Growing podcast audiences have led to a trading frenzy led by music streaming providers Spotify, Apple and Amazon. Today, industry giant Acast is looking to expand its reach through a major acquisition. The company has purchased the New York Times-RadioPublic, a podcast tech startup backed for an undisclosed price.
As part of the deal, Acast will get their hands on RadioPublic’s listeners discovery platform, designed to help podcasters identify and connect with new fans, and its experienced management team who have played a decisive role in the development of the media. Co-founders Chris Quamme Rhoden (CTO) and Matt MacDonald (Chief Product Officer), who helped create the first generation of apps for This American life and WNYC, both make the transition to the Acast fold. Their co-founder Jake Shapiro left to join Apple Podcasts as Head of Creator Partnerships in September.
RadioPublic began life in 2016 as a not-for-profit Public Radio Exchange public benefit corporation. This decision allowed the new company to make money while balancing its public service mission. An eponymous app followed in 2017 with the aforementioned audience development tools. On Times, the company’s investors include notable media and audio technology players in Graham Holdings, the Knight Foundation Enterprise Fund, NPR affiliate WGBH, and the venture capital arm of Bose.
Acast now plans to develop RadioPublic in order to increase its audience and revenues. The Sweden-based company already hosts 20,000 podcast feeds and recently partnered with creators membership platform Patreon to deliver customer-only podcasts on major platforms. Acast said the acquisition will not affect RadioPublic’s app or services.
The deal is the latest in a long line of acquisitions led by music streamers seeking to provide users with episodic, long-running content in order to keep them glued to their services. Spotify led the charge by taking over a popular media company, The ring, and lock The Joe Rogan Experience exclusively. Earlier this month, it announced that its investment was paying off, with a quarter of its 345 million users now listening to podcasts.
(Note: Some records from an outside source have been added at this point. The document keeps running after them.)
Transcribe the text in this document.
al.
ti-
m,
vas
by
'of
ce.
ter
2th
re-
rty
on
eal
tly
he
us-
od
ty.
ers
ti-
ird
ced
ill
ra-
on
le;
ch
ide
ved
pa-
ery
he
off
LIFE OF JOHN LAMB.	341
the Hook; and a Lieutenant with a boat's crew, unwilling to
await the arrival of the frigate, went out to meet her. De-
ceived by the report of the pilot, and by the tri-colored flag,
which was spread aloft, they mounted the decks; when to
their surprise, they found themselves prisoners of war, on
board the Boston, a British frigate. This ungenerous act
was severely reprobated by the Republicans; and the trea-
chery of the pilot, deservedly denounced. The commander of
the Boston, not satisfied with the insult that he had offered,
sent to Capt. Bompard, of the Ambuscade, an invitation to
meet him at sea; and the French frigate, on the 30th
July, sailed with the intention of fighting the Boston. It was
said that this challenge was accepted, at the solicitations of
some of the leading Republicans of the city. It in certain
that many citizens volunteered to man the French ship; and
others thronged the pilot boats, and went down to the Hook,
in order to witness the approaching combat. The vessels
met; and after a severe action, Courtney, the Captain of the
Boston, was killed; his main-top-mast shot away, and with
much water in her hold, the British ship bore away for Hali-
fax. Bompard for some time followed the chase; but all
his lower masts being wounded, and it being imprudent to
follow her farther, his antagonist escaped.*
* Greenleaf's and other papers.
Meanwhile, Amazon (a late entrant to the industry) caught up by acquiring podcast maker Wondery in December. And industry mainstay Apple is reportedly working on a podcast subscription plan as part of its service focus.
All products recommended by Engadget are selected by our editorial team, independent of our parent company. Some of our stories include affiliate links. If you buy something through any of these links, we may earn an affiliate commission.